Tsao had previously collaborated on a project to identify a region of the rhesus macaque’s brain, in the temporal lobe, that was exclusively used for identifying faces. In the Cell, study, she again focused on this area, specifically the middle lateral (ML)/middle fundus (MF) and anterior medial (AM). Neurons in these areas fired especially strongly when processing faces; scientists call them “face cells.” Tsao says this discovery has made it possible to design experiments to explore facial identification.

“Since we discovered face-selective regions in monkeys almost 15 years ago, we’ve been trying to understand the precise code used by cells in these regions to encode facial identity,” Tsao tells Inverse.

Researchers looked at three previously identified areas of rhesus macaques' brains to figure out what the brain is doing when it identifies faces.

Steven Le Chang and Doris Tsao

The researchers hypothesized that, rather than encoding for each individual face that a monkey sees or recognizes, it’s more likely that these cells in the brain divide the face into specific regions and measure each of these dimensions. These include things like distances between eyes, heights of eyebrows arches, and different hairline configurations — traits that our brains subconsciously process.

The monkeys, which were trained to focus on a particular part of a screen in exchange for juice rewards, sat in a fMRI machine while images of faces and other non-face objects flashed in front of their eyes. Electrodes read the strength of action potential firing in the facial recognition region of the monkeys’ brains, and the scientists recorded these signals. The researchers associated these signals with 50 different facial dimensions, and in doing so, were able to reconstruct the faces the monkeys were seeing by using the monkeys’ neuron firing patterns as a map.

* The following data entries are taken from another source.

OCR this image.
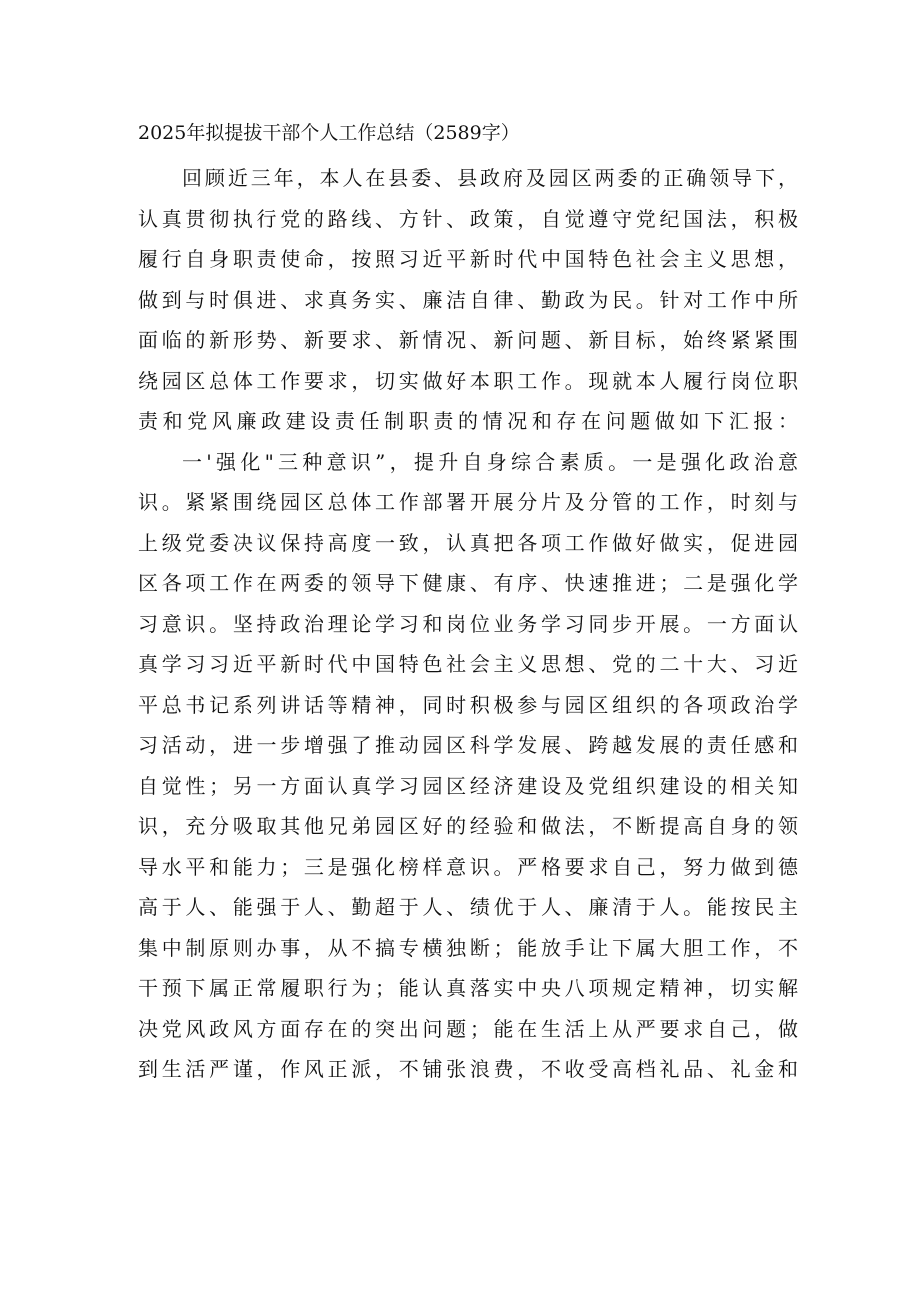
2025年拟提拔干部个人工作总结（2589字）
回顾近三年，本人在县委、县政府及园区两委的正确领导下，
认真贯彻执行党的路线、方针、政策，自觉遵守党纪国法，积极
履行自身职责使命，按照习近平新时代中国特色社会主义思想，
做到与时俱进、求真务实、廉洁自律、勤政为民。针对工作中所
面临的新形势、新要求、新情况、新问题、新目标，始终紧紧围
绕园区总体工作要求，切实做好本职工作。现就本人履行岗位职
责和党风廉政建设责任制职责的情况和存在问题做如下汇报：
一'强化"三种意识”，提升自身综合素质。一是强化政治意
识。紧紧围绕园区总体工作部署开展分片及分管的工作，时刻与
上级党委决议保持高度一致，认真把各项工作做好做实，促进园
区各项工作在两委的领导下健康、有序、快速推进；二是强化学
习意识。坚持政治理论学习和岗位业务学习同步开展。一方面认
真学习习近平新时代中国特色社会主义思想、党的二十大、习近
平总书记系列讲话等精神，同时积极参与园区组织的各项政治学
习活动，进一步增强了推动园区科学发展、跨越发展的责任感和
自觉性；另一方面认真学习园区经济建设及党组织建设的相关知
识，充分吸取其他兄弟园区好的经验和做法，不断提高自身的领
导水平和能力；三是强化榜样意识。严格要求自己，努力做到德
高于人、能强于人、勤超于人、绩优于人、廉清于人。能按民主
集中制原则办事，从不搞专横独断；能放手让下属大胆工作，不
干预下属正常履职行为；能认真落实中央八项规定精神，切实解
决党风政风方面存在的突出问题；能在生活上从严要求自己，做
到生活严谨，作风正派，不铺张浪费，不收受高档礼品、礼金和
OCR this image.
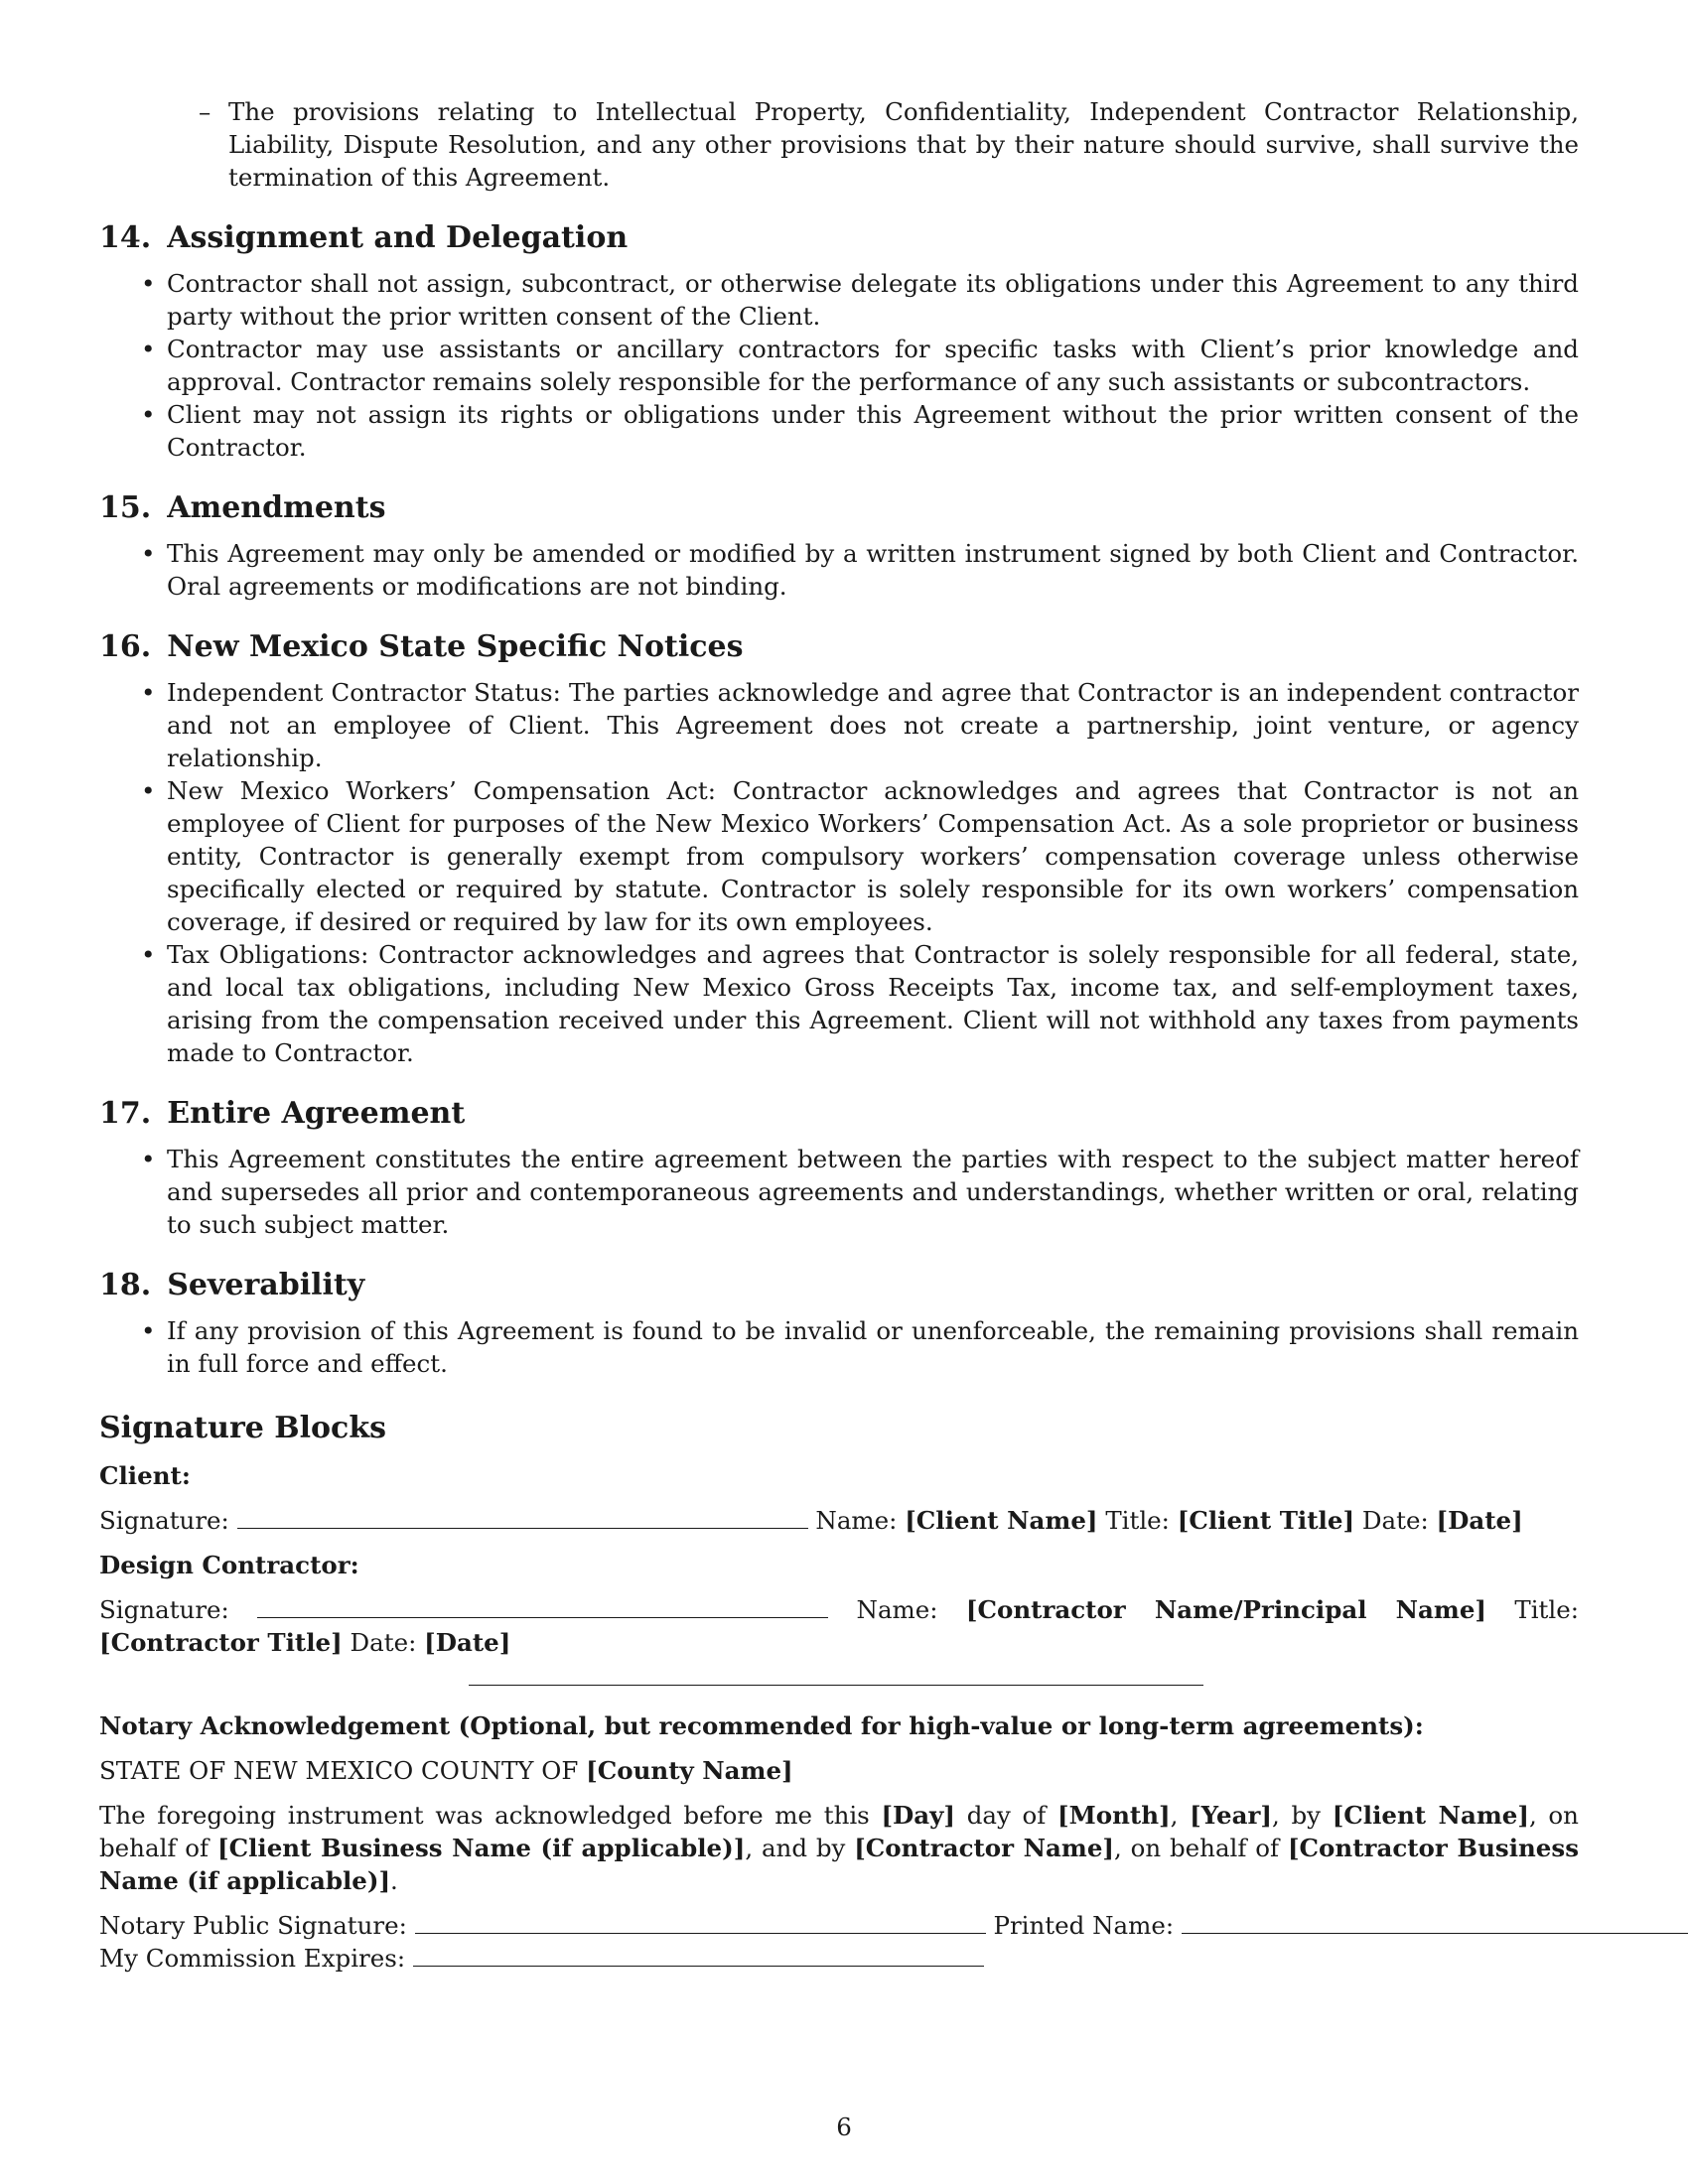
– The provisions relating to Intellectual Property, Confidentiality, Independent Contractor Relationship, Liability, Dispute Resolution, and any other provisions that by their nature should survive, shall survive the termination of this Agreement.
14. Assignment and Delegation
• Contractor shall not assign, subcontract, or otherwise delegate its obligations under this Agreement to any third party without the prior written consent of the Client.
• Contractor may use assistants or ancillary contractors for specific tasks with Client’s prior knowledge and approval. Contractor remains solely responsible for the performance of any such assistants or subcontractors.
• Client may not assign its rights or obligations under this Agreement without the prior written consent of the Contractor.
15. Amendments
• This Agreement may only be amended or modified by a written instrument signed by both Client and Contractor. Oral agreements or modifications are not binding.
16. New Mexico State Specific Notices
• Independent Contractor Status: The parties acknowledge and agree that Contractor is an independent contractor and not an employee of Client. This Agreement does not create a partnership, joint venture, or agency relationship.
• New Mexico Workers’ Compensation Act: Contractor acknowledges and agrees that Contractor is not an employee of Client for purposes of the New Mexico Workers’ Compensation Act. As a sole proprietor or business entity, Contractor is generally exempt from compulsory workers’ compensation coverage unless otherwise specifically elected or required by statute. Contractor is solely responsible for its own workers’ compensation coverage, if desired or required by law for its own employees.
• Tax Obligations: Contractor acknowledges and agrees that Contractor is solely responsible for all federal, state, and local tax obligations, including New Mexico Gross Receipts Tax, income tax, and self-employment taxes, arising from the compensation received under this Agreement. Client will not withhold any taxes from payments made to Contractor.
17. Entire Agreement
• This Agreement constitutes the entire agreement between the parties with respect to the subject matter hereof and supersedes all prior and contemporaneous agreements and understandings, whether written or oral, relating to such subject matter.
18. Severability
• If any provision of this Agreement is found to be invalid or unenforceable, the remaining provisions shall remain in full force and effect.
Signature Blocks
Client:
Signature:	Name: [Client Name] Title: [Client Title] Date: [Date]
Design Contractor:
Signature:	Name: [Contractor Name/Principal Name] Title: [Contractor Title] Date: [Date]
Notary Acknowledgement (Optional, but recommended for high-value or long-term agreements):

STATE OF NEW MEXICO COUNTY OF [County Name]

The foregoing instrument was acknowledged before me this [Day] day of [Month], [Year], by [Client Name], on behalf of [Client Business Name (if applicable)], and by [Contractor Name], on behalf of [Contractor Business Name (if applicable)].

Notary Public Signature:	Printed Name:
My Commission Expires:
6
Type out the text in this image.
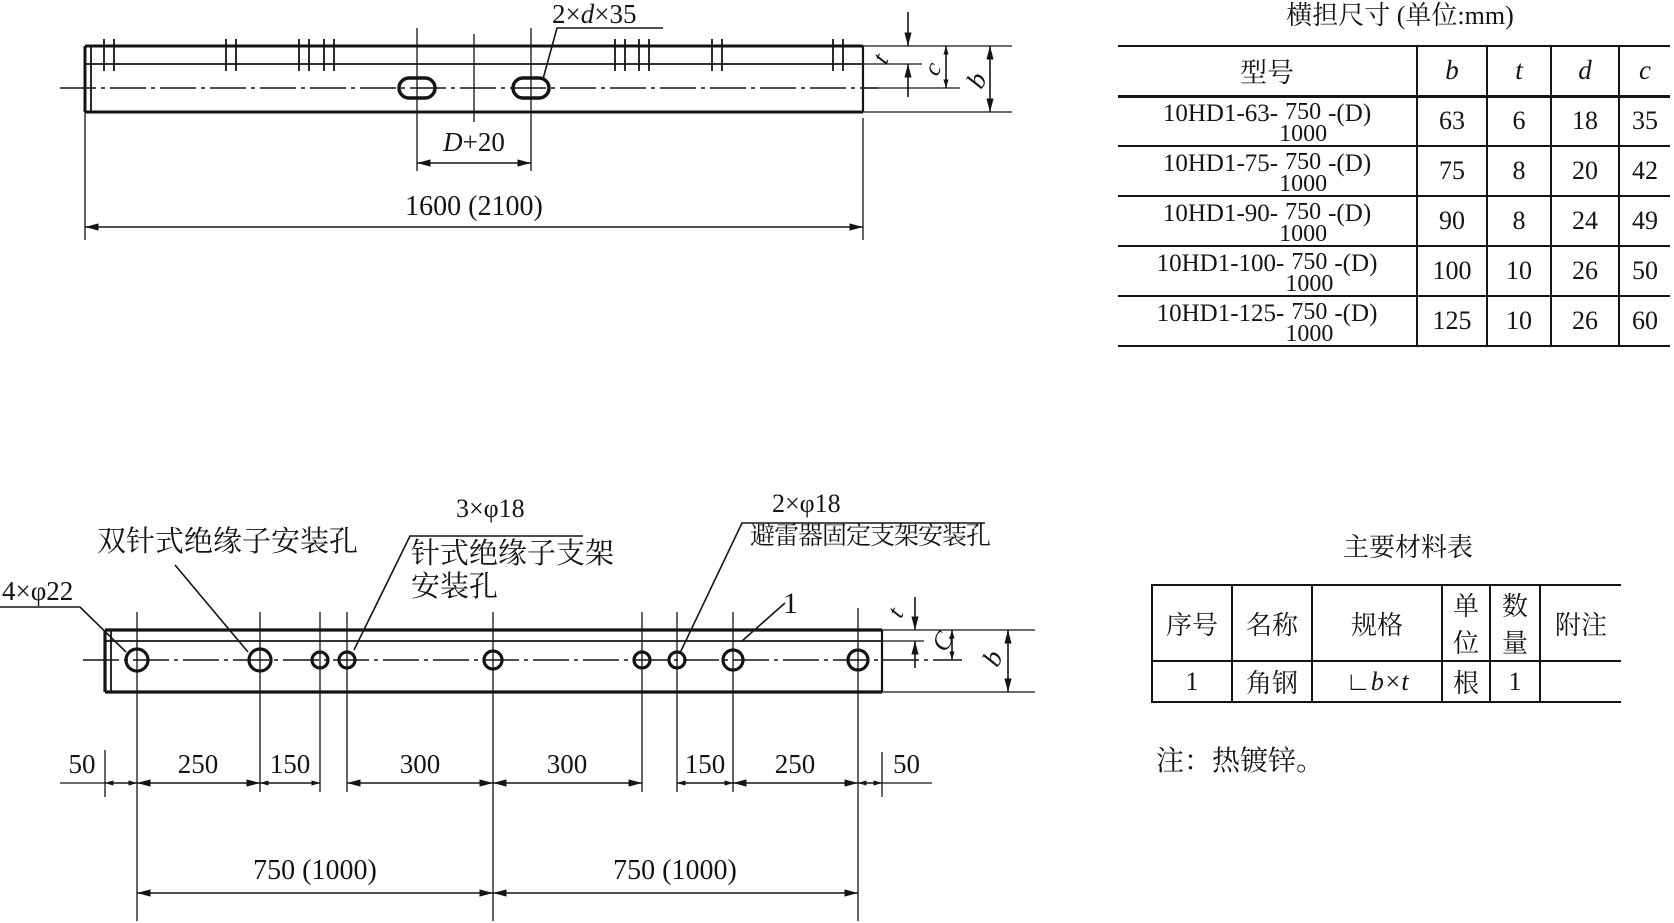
2×d×35
D+20
1600 (2100)
t c b
4×φ22
双针式绝缘子安装孔
3×φ18
针式绝缘子支架
安装孔
2×φ18
避雷器固定支架安装孔
1
50	250	150	300	300	150	250	50
750 (1000)	750 (1000)
t
C
b
横担尺寸 (单位:mm)
型号	b	t	d	c

10HD1-63- 750
1000
-(D)	63	6	18	35

10HD1-75- 750
1000
-(D)	75	8	20	42

10HD1-90- 750
1000
-(D)	90	8	24	49

10HD1-100- 750
1000
-(D)	100	10	26	50

10HD1-125- 750
1000
-(D)	125	10	26	60
主要材料表
序号	名称	规格	单位	数量	附注
1	角钢	∟b×t	根	1	
注：热镀锌。
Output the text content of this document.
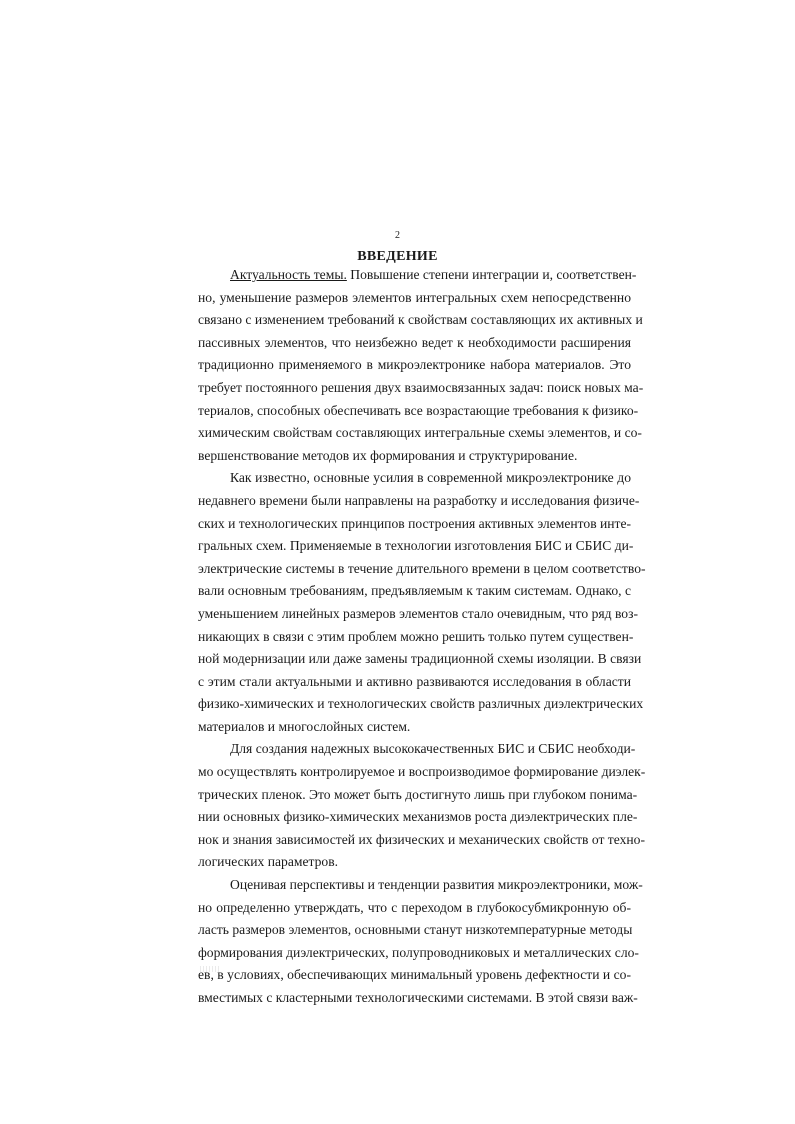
2
ВВЕДЕНИЕ

Актуальность темы. Повышение степени интеграции и, соответствен-
но, уменьшение размеров элементов интегральных схем непосредственно
связано с изменением требований к свойствам составляющих их активных и
пассивных элементов, что неизбежно ведет к необходимости расширения
традиционно применяемого в микроэлектронике набора материалов. Это
требует постоянного решения двух взаимосвязанных задач: поиск новых ма-
териалов, способных обеспечивать все возрастающие требования к физико-
химическим свойствам составляющих интегральные схемы элементов, и со-
вершенствование методов их формирования и структурирование.

Как известно, основные усилия в современной микроэлектронике до
недавнего времени были направлены на разработку и исследования физиче-
ских и технологических принципов построения активных элементов инте-
гральных схем. Применяемые в технологии изготовления БИС и СБИС ди-
электрические системы в течение длительного времени в целом соответство-
вали основным требованиям, предъявляемым к таким системам. Однако, с
уменьшением линейных размеров элементов стало очевидным, что ряд воз-
никающих в связи с этим проблем можно решить только путем существен-
ной модернизации или даже замены традиционной схемы изоляции. В связи
с этим стали актуальными и активно развиваются исследования в области
физико-химических и технологических свойств различных диэлектрических
материалов и многослойных систем.

Для создания надежных высококачественных БИС и СБИС необходи-
мо осуществлять контролируемое и воспроизводимое формирование диэлек-
трических пленок. Это может быть достигнуто лишь при глубоком понима-
нии основных физико-химических механизмов роста диэлектрических пле-
нок и знания зависимостей их физических и механических свойств от техно-
логических параметров.

Оценивая перспективы и тенденции развития микроэлектроники, мож-
но определенно утверждать, что с переходом в глубокосубмикронную об-
ласть размеров элементов, основными станут низкотемпературные методы
формирования диэлектрических, полупроводниковых и металлических сло-
ев, в условиях, обеспечивающих минимальный уровень дефектности и со-
вместимых с кластерными технологическими системами. В этой связи важ-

They could do this because the way the brain codes facial identity is so simple. Evolutionary biologists suspect that quick facial recognition was key for the survival in our ancestors. But once that identification happens, things get a bit fuzzy.

“Now that we have access to this high-level code, we can address many new questions,” Tsao says. “For example: How does the brain use this code to make various decisions about faces, downstream of face patches? Does the brain use the same code to remember and imagine faces, and if so, how?”

Abstract: Primates recognize complex objects such as faces with remarkable speed and reliability. Here, we reveal the brain’s code for facial identity. Experiments in macaques demonstrate an extraordinarily simple transformation between faces and responses of cells in face patches. By formatting faces as points in a high-dimensional linear space, we discovered that each face cell’s firing rate is proportional to the projection of an incoming face stimulus onto a single axis in this space, allowing a face cell ensemble to encode the location of any face in the space. Using this code, we could precisely decode faces from neural population responses and predict neural firing rates to faces. Furthermore, this code disavows the long-standing assumption that face cells encode specific facial identities, confirmed by engineering faces with drastically different appearance that elicited identical responses in single face cells. Our work suggests that other objects could be encoded by analogous metric coordinate systems.